Ou seja, quando esse homem pisa na quadra, sua competitividade, presença e energia mudam por completo. Antes, Tang Qian achava que era apenas um comentário polido, mas agora via que a avaliação era precisa, certeira.
Plaft.
A bola sumiu das mãos de Tang Qian—Kobe a roubara.
Com a posse, Kobe olhou para Tang Qian: “Ei, garoto, se distrair durante o jogo não é um bom hábito.”
Chof!
Kobe arremessou de três e a bola laranja entrou suavemente, o som do giro era música para os ouvidos.
No mano a mano, a cesta de três vale dois pontos, então Kobe já deu o primeiro golpe.
O restante da partida foi sem surpresas: dez a zero, Kobe marcou ponto atrás de ponto, sem dar chance para Tang Qian nem mesmo tocar na bola.
“Ei, garoto, é só isso que você tem?” Kobe disse, provocando.
“Não, claro que não, senhor Mamba Negra. Vamos jogar mais uma vez.” Tang Qian sacudiu a cabeça, decidido.
Nada de idolatrar demais—ele era sim seu ídolo, mas por isso mesmo precisava mostrar sua força diante dele!
Afinal, só assim seria uma verdadeira demonstração de respeito!
“Dessa vez eu começo no ataque.” Tang Qian se posicionou atrás da linha de três, sem cerimônia.

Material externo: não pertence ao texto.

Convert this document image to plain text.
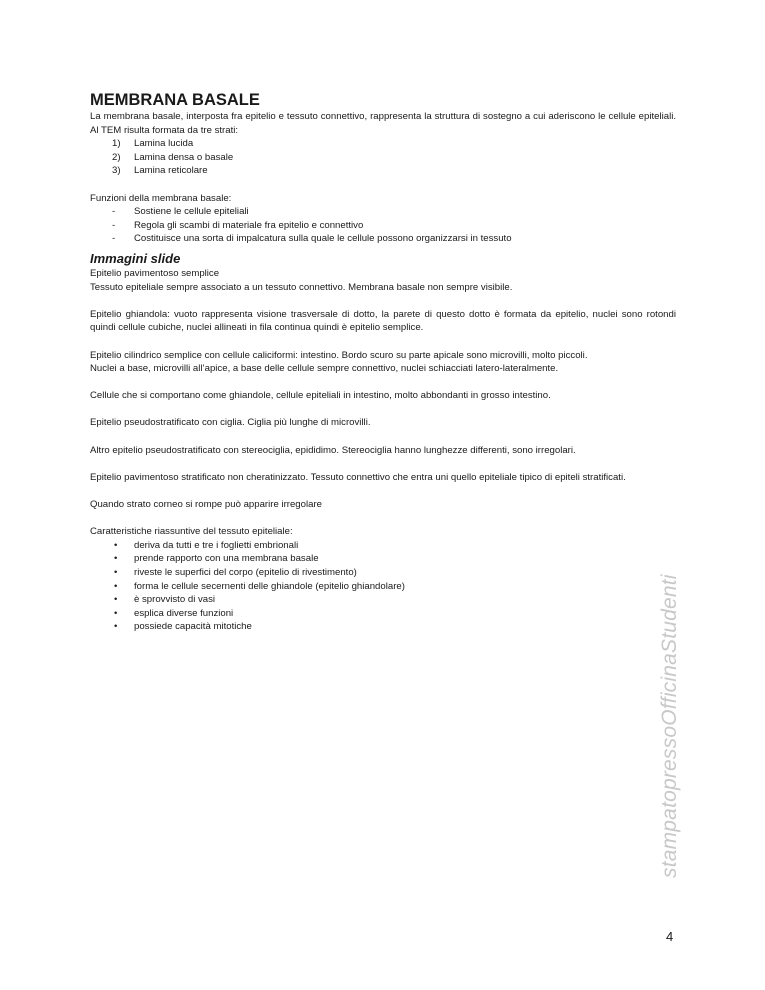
MEMBRANA BASALE

La membrana basale, interposta fra epitelio e tessuto connettivo, rappresenta la struttura di sostegno a cui aderiscono le cellule epiteliali. Al TEM risulta formata da tre strati:

1) Lamina lucida
2) Lamina densa o basale
3) Lamina reticolare

Funzioni della membrana basale:

- Sostiene le cellule epiteliali
- Regola gli scambi di materiale fra epitelio e connettivo
- Costituisce una sorta di impalcatura sulla quale le cellule possono organizzarsi in tessuto
Immagini slide

Epitelio pavimentoso semplice

Tessuto epiteliale sempre associato a un tessuto connettivo. Membrana basale non sempre visibile.

Epitelio ghiandola: vuoto rappresenta visione trasversale di dotto, la parete di questo dotto è formata da epitelio, nuclei sono rotondi quindi cellule cubiche, nuclei allineati in fila continua quindi è epitelio semplice.

Epitelio cilindrico semplice con cellule caliciformi: intestino. Bordo scuro su parte apicale sono microvilli, molto piccoli.

Nuclei a base, microvilli all’apice, a base delle cellule sempre connettivo, nuclei schiacciati latero-lateralmente.

Cellule che si comportano come ghiandole, cellule epiteliali in intestino, molto abbondanti in grosso intestino.

Epitelio pseudostratificato con ciglia. Ciglia più lunghe di microvilli.

Altro epitelio pseudostratificato con stereociglia, epididimo. Stereociglia hanno lunghezze differenti, sono irregolari.

Epitelio pavimentoso stratificato non cheratinizzato. Tessuto connettivo che entra uni quello epiteliale tipico di epiteli stratificati.

Quando strato corneo si rompe può apparire irregolare

Caratteristiche riassuntive del tessuto epiteliale:

• deriva da tutti e tre i foglietti embrionali
• prende rapporto con una membrana basale
• riveste le superfici del corpo (epitelio di rivestimento)
• forma le cellule secernenti delle ghiandole (epitelio ghiandolare)
• è sprovvisto di vasi
• esplica diverse funzioni
• possiede capacità mitotiche	stampatopressoOfficinaStudenti
4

Contra Kobe, começar atacando não era vergonha alguma. O nível dos dois era tão diferente que, se não fosse assim, acabaria zerado de novo.
“Ok, espero que não me decepcione.” Kobe respondeu, relaxado.
“Eu não vou, senhor Mamba.” Tang Qian assentiu.
No ataque, enfrentando o lendário Kobe, Tang Qian não ousou inventar: apostou na jogada mais segura de um pivô.
Jogo de costas, força bruta.
Kobe era impressionante—mesmo diante da pressão do corpo de Tang Qian, não recuava nem um centímetro. Que força!
Tang Qian não sabia, mas Kobe, naquele instante, também se surpreendeu:
Que força incrível!
Será que um asiático pode mesmo ter tanta potência? Ainda bem que esse garoto não domina a técnica, senão eu estaria em apuros!
Desse jeito não vai dar certo. Mesmo gastando todo o tempo de ataque, não consigo chegar ao garrafão. Só me resta tentar virar de costas!
Quando Tang Qian estava para girar, a bola simplesmente desapareceu de suas mãos.
Roubada de novo?
Enquanto pensava nisso, ouviu a voz de Kobe:
“Você pensou certo, mas seus movimentos ainda são muito duros.”